= Regional security complex theory =

International relations theory

Regional security complex theory (RSCT) is a theory of international relations developed by Barry Buzan and Ole Wæver and advanced in their 2003 work Regions and Powers: The Structure of International Security. Buzan and Wæver are perhaps best known as the key figures behind the influential Copenhagen School of security studies, in which the main principle is examining security as a social construct (see also securitization and constructivism).

RSCT posits that international security should be examined from a regional perspective, and that relations between states (and other actors) exhibit regular, geographically clustered patterns. Regional security complex is the term coined by Buzan and Wæver to describe such structures.

==Regional security complexes==
Regional security complexes (RSC) are defined as distinct and stable patterns of security interaction between actors. They are distinguished from one another by degrees of interaction. The level of interaction between members of the same RSC is high, while between members of different RSCs it is comparatively low. As the name implies, regional security complexes are by nature geographical, consisting of neighboring actors and being insulated from one another by natural barriers such as oceans, desert, and mountain ranges. Individual states can also function as such "insulators" between RSCs.

RSCT posits that actors' actions and motivations in the field of international security are heavily regional in character. This means that an actor's security concerns are primarily generated in their immediate neighborhood. The security of each actor in a region interacts with the security of the other actors. Most security concerns do not travel well over distances, and threats within an actor's immediate neighborhood are therefore most likely felt the strongest. Due to the way adjacency works there is often intense security interdependence within an RSC, but interaction with outsiders is much less active. As Buzan and Wæver state:

Simple physical adjacency tends to generate more security interaction among neighbours than among states located in different areas, a point also emphasised by Walt (1987: 276-7) Adjacency is potent for security because many threats travel more easily over short distances than over long ones.

The theory is complicated by existence of actors with global security interests and force projection capabilities. However, Buzan and Wæver posit that even the global powers' security interests are fundamentally regional in nature. Their involvement in regional security issues should be most often seen as them being drawn in by regionally generated matters; not necessarily as great power issues penetrating an RSC, although that can happen as well.
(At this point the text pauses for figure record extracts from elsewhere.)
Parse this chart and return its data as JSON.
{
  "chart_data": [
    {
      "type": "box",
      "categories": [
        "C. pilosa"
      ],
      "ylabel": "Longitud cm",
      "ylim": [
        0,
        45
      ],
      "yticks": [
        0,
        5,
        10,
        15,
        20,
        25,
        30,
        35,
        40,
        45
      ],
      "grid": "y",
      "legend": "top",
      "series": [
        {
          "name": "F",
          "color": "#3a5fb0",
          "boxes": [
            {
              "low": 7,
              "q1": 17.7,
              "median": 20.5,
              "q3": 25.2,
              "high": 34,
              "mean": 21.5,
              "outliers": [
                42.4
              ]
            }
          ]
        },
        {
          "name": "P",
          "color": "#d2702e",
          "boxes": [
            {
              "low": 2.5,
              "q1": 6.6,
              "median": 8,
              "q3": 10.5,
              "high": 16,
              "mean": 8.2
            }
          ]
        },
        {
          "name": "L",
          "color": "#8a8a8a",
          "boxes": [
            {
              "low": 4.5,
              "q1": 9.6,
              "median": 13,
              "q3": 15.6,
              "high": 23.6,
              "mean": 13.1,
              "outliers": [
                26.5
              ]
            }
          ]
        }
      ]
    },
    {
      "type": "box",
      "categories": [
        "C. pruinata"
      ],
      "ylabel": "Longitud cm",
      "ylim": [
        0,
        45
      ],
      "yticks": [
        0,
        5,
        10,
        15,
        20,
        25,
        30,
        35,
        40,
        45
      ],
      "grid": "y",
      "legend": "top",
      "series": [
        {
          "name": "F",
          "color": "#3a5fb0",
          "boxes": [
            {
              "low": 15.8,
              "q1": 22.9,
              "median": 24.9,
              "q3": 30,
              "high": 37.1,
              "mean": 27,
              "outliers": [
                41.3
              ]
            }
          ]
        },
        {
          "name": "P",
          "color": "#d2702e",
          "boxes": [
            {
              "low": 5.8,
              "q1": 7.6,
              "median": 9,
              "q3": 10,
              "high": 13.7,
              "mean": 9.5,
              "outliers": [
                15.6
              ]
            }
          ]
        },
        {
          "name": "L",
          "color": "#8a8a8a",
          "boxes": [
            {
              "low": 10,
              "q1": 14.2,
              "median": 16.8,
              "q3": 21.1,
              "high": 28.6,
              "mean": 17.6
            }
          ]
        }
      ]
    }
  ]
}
RSCs can be interpreted as systems in and of themselves, as "micro" systems embedded in a larger, global political system. RSCs contain their own security dynamics, which are in normal circumstances largely independent from global security dynamics. This enables the application of various IR concepts – such as balance of power, polarity, and interdependence – on a regional scale. Further refining the theory are the concepts of regional subcomplexes (essentially RSCs within RSCs) and supercomplexes (essentially the adjoining of neighboring RSCs).

Buzan and Wæver view security interests as primarily regional in nature. This is in opposition to a view – predominant during the Cold War – that sees security politics as largely a reflection of global great power interests. Buzan and Wæver point to the Middle East as an example, where the security landscape has seen no effective change despite the ending of the Cold War:

Security features at the level of regions are durable. They are substantially self-contained not in the sense of being totally free-standing, but rather in possessing a security dynamic that would exist even if other actors did not impinge on it. This relative autonomy was revealed by the ending of the Cold War, when enmities such as that between Israel and Syria, and Iraq and the Gulf Arab States, easily survived the demise of a superpower rivalry that had supported, but not generated, them.
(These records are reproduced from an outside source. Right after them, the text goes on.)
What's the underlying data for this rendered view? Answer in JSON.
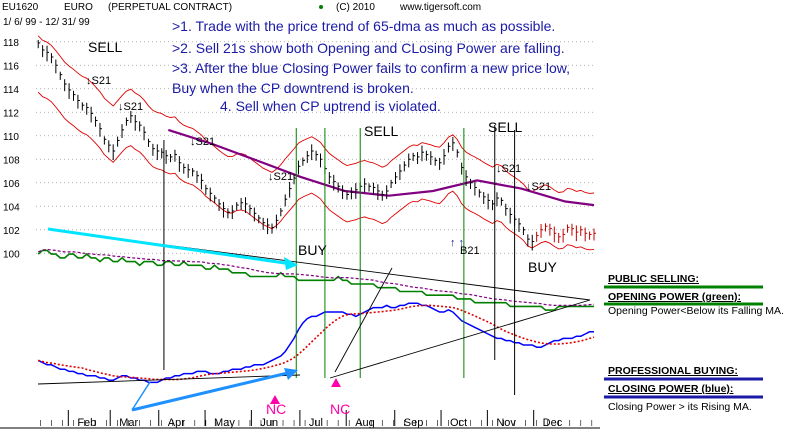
{
  "header": {
    "symbol": "EU1620",
    "name": "EURO",
    "contract": "(PERPETUAL CONTRACT)",
    "copyright": "(C) 2010",
    "site": "www.tigersoft.com",
    "range": "1/ 6/ 99 -  12/ 31/ 99"
  },
  "notes": [
    ">1. Trade with the price trend of 65-dma as much as possible.",
    ">2. Sell 21s show both Opening and CLosing Power are falling.",
    ">3. After the blue Closing Power fails to confirm a new price low,",
    "Buy when the CP downtrend is broken.",
    "4. Sell when CP uptrend is violated."
  ],
  "side_labels": {
    "public_selling": "PUBLIC SELLING:",
    "opening_power": "OPENING POWER (green):",
    "opening_desc": "Opening Power<Below its Falling MA.",
    "professional_buying": "PROFESSIONAL BUYING:",
    "closing_power": "CLOSING POWER (blue):",
    "closing_desc": "Closing Power > its Rising MA."
  },
  "colors": {
    "price_bars": "#000000",
    "ma65": "#800080",
    "bands": "#e00000",
    "opening_power": "#008000",
    "closing_power": "#0000ff",
    "cp_ma": "#e00000",
    "signal_lines": "#008000",
    "cyan_arrow": "#00e5ff",
    "blue_arrow": "#1e90ff",
    "nc_label": "#ff00aa",
    "accent_text": "#1a1aa6"
  },
  "chart_data": {
    "type": "line",
    "title": "EURO (PERPETUAL CONTRACT)",
    "xlabel": "",
    "ylabel": "",
    "ylim": [
      99,
      119
    ],
    "y_ticks": [
      100,
      102,
      104,
      106,
      108,
      110,
      112,
      114,
      116,
      118
    ],
    "months": [
      "Feb",
      "Mar",
      "Apr",
      "May",
      "Jun",
      "Jul",
      "Aug",
      "Sep",
      "Oct",
      "Nov",
      "Dec"
    ],
    "grid": true,
    "price_series": {
      "name": "Price",
      "x": [
        1,
        3,
        5,
        7,
        9,
        11,
        13,
        15,
        17,
        19,
        21,
        23,
        25,
        27,
        29,
        31,
        33,
        35,
        37,
        39,
        41,
        43,
        45,
        47,
        49,
        51,
        53,
        55,
        57,
        59,
        61,
        63,
        65,
        67,
        69,
        71,
        73,
        75,
        77,
        79,
        81,
        83,
        85,
        87,
        89,
        91,
        93,
        95,
        97,
        99,
        101,
        103,
        105,
        107,
        109,
        111,
        113,
        115,
        117,
        119,
        121,
        123,
        125,
        127,
        129,
        131,
        133,
        135,
        137,
        139,
        141,
        143,
        145,
        147,
        149,
        151,
        153,
        155,
        157,
        159,
        161,
        163,
        165,
        167,
        169,
        171,
        173,
        175,
        177,
        179,
        181,
        183,
        185,
        187,
        189,
        191,
        193,
        195,
        197,
        199,
        201,
        203,
        205,
        207,
        209,
        211,
        213,
        215,
        217,
        219,
        221,
        223,
        225,
        227,
        229,
        231,
        233,
        235,
        237,
        239,
        241,
        243,
        245,
        247,
        249,
        251,
        253
      ],
      "y": [
        117.8,
        117.2,
        117.0,
        116.6,
        115.9,
        115.1,
        114.3,
        113.8,
        113.4,
        112.9,
        112.5,
        112.3,
        111.8,
        111.2,
        110.5,
        109.6,
        109.1,
        108.6,
        109.5,
        110.4,
        111.2,
        111.6,
        111.1,
        110.8,
        110.2,
        109.4,
        108.8,
        108.6,
        108.5,
        108.2,
        108.1,
        108.3,
        107.6,
        107.2,
        107.0,
        106.9,
        106.5,
        106.1,
        105.4,
        105.0,
        104.6,
        104.1,
        103.7,
        103.4,
        103.5,
        104.0,
        104.2,
        104.1,
        103.7,
        103.3,
        102.9,
        102.5,
        102.3,
        102.1,
        102.7,
        103.5,
        104.5,
        105.4,
        106.3,
        107.3,
        107.8,
        108.2,
        108.6,
        108.3,
        107.9,
        107.1,
        106.4,
        106.0,
        105.6,
        105.2,
        104.9,
        105.1,
        105.3,
        105.6,
        105.8,
        105.6,
        105.5,
        105.2,
        104.9,
        105.2,
        105.9,
        106.4,
        106.9,
        107.4,
        107.9,
        108.2,
        108.1,
        108.5,
        108.3,
        108.1,
        107.8,
        107.6,
        108.2,
        109.0,
        109.3,
        108.5,
        107.2,
        106.4,
        105.9,
        105.5,
        105.1,
        104.7,
        104.4,
        104.1,
        104.6,
        104.4,
        103.7,
        103.2,
        102.8,
        102.4,
        101.9,
        101.1,
        100.9,
        101.4,
        101.9,
        102.2,
        102.0,
        101.6,
        101.3,
        101.5,
        102.1,
        102.0,
        101.7,
        101.9,
        101.6,
        101.5,
        101.6
      ]
    },
    "ma65_series": {
      "x": [
        60,
        80,
        100,
        120,
        140,
        160,
        180,
        200,
        220,
        240,
        253
      ],
      "y": [
        110.5,
        109.3,
        107.9,
        106.5,
        105.3,
        104.9,
        105.3,
        106.2,
        105.5,
        104.4,
        104.1
      ]
    },
    "opening_power": {
      "name": "OPENING POWER (green)",
      "values": [
        72,
        71,
        71,
        72,
        72,
        73,
        73,
        72,
        72,
        73,
        73,
        72,
        73,
        73,
        74,
        73,
        73,
        74,
        74,
        73,
        74,
        74,
        74,
        75,
        74,
        74,
        74,
        75,
        75,
        74,
        74,
        75,
        75,
        74,
        75,
        75,
        75,
        75,
        76,
        76,
        75,
        76,
        76,
        76,
        77,
        77,
        77,
        77,
        78,
        78,
        78,
        78,
        78,
        78,
        78,
        77,
        78,
        78,
        78,
        79,
        79,
        79,
        79,
        79,
        79,
        79,
        79,
        79,
        78,
        79,
        79,
        80,
        80,
        80,
        80,
        80,
        80,
        81,
        81,
        81,
        81,
        81,
        82,
        82,
        82,
        82,
        82,
        82,
        83,
        83,
        83,
        83,
        83,
        83,
        83,
        84,
        84,
        84,
        84,
        85,
        85,
        85,
        85,
        85,
        85,
        85,
        85,
        86,
        86,
        86,
        86,
        86,
        86,
        86,
        86,
        87,
        87,
        87,
        86,
        86,
        86,
        86,
        86,
        86,
        86,
        86,
        86
      ]
    },
    "closing_power": {
      "name": "CLOSING POWER (blue)",
      "values": [
        18,
        17,
        16,
        16,
        15,
        14,
        14,
        13,
        13,
        12,
        12,
        11,
        11,
        11,
        10,
        10,
        9,
        9,
        10,
        11,
        11,
        10,
        10,
        9,
        9,
        8,
        8,
        8,
        9,
        10,
        10,
        11,
        11,
        12,
        12,
        12,
        13,
        13,
        13,
        12,
        12,
        12,
        13,
        13,
        14,
        14,
        14,
        15,
        15,
        16,
        16,
        16,
        17,
        18,
        19,
        20,
        22,
        25,
        28,
        32,
        35,
        37,
        38,
        38,
        39,
        40,
        40,
        40,
        40,
        40,
        39,
        39,
        38,
        39,
        40,
        41,
        42,
        42,
        42,
        43,
        42,
        42,
        43,
        43,
        44,
        44,
        44,
        43,
        43,
        42,
        41,
        40,
        40,
        41,
        40,
        38,
        36,
        35,
        34,
        33,
        32,
        31,
        30,
        29,
        28,
        28,
        27,
        27,
        26,
        26,
        25,
        25,
        25,
        24,
        24,
        25,
        26,
        27,
        27,
        28,
        28,
        28,
        29,
        29,
        30,
        31,
        31
      ]
    },
    "signals": [
      {
        "label": "SELL"
      },
      {
        "label": "S21"
      },
      {
        "label": "S21"
      },
      {
        "label": "S21"
      },
      {
        "label": "S21"
      },
      {
        "label": "SELL"
      },
      {
        "label": "SELL"
      },
      {
        "label": "S21"
      },
      {
        "label": "S21"
      },
      {
        "label": "B21"
      },
      {
        "label": "BUY"
      },
      {
        "label": "BUY"
      },
      {
        "label": "NC"
      },
      {
        "label": "NC"
      }
    ]
  }
}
RSCs are conceptually distinct from "regions". Where as regions – as used in culture, history, or politics – are discursively formed concepts with varying definitions depending on context, RSCs are strictly theoretical constructs, formed from theory via deductive reasoning. Therefore, culturally relevant definitions such as "Europe" or "Middle East" do not necessarily constitute RSCs; however there is overlap with theoretically defined RSCs and cultural definitions of regions. Buzan and Wæver's view of security as a social construct means that things such as culture and history can have significant influence on actors’ perceptions. RSCs are nevertheless solely based on distinct patterns of interaction.

==Place in international relations theory literature==
Buzan and Wæver describe their work as a sort of extension of the monolithic neorealist school of international relations, "incorporating" it, while also filling in perceived theoretical gaps. They stress the importance of adopting a regional perspective (as opposed to the predominant global system one) and paying more attention to security actors other than states.

The conception of security not as an objective fact, but as an intersubjectively constructed social phenomenon is the mainstay of the Copenhagen school of IR. RSCT hinges on this social definition of security. According to RSCT, regional security complexes cannot be identified or understood by merely examining material differences between actors (for example size of armed forces or nuclear arsenal), rather, attention needs to be paid how actors interpret such material facts.

RSCT should not be confused with regionalism, a subset of IR from the 1970s concerned mostly with regional integration. In Regions and Powers, Buzan and Wæver view earlier attempts to conceptualize international regions as unsuccessful.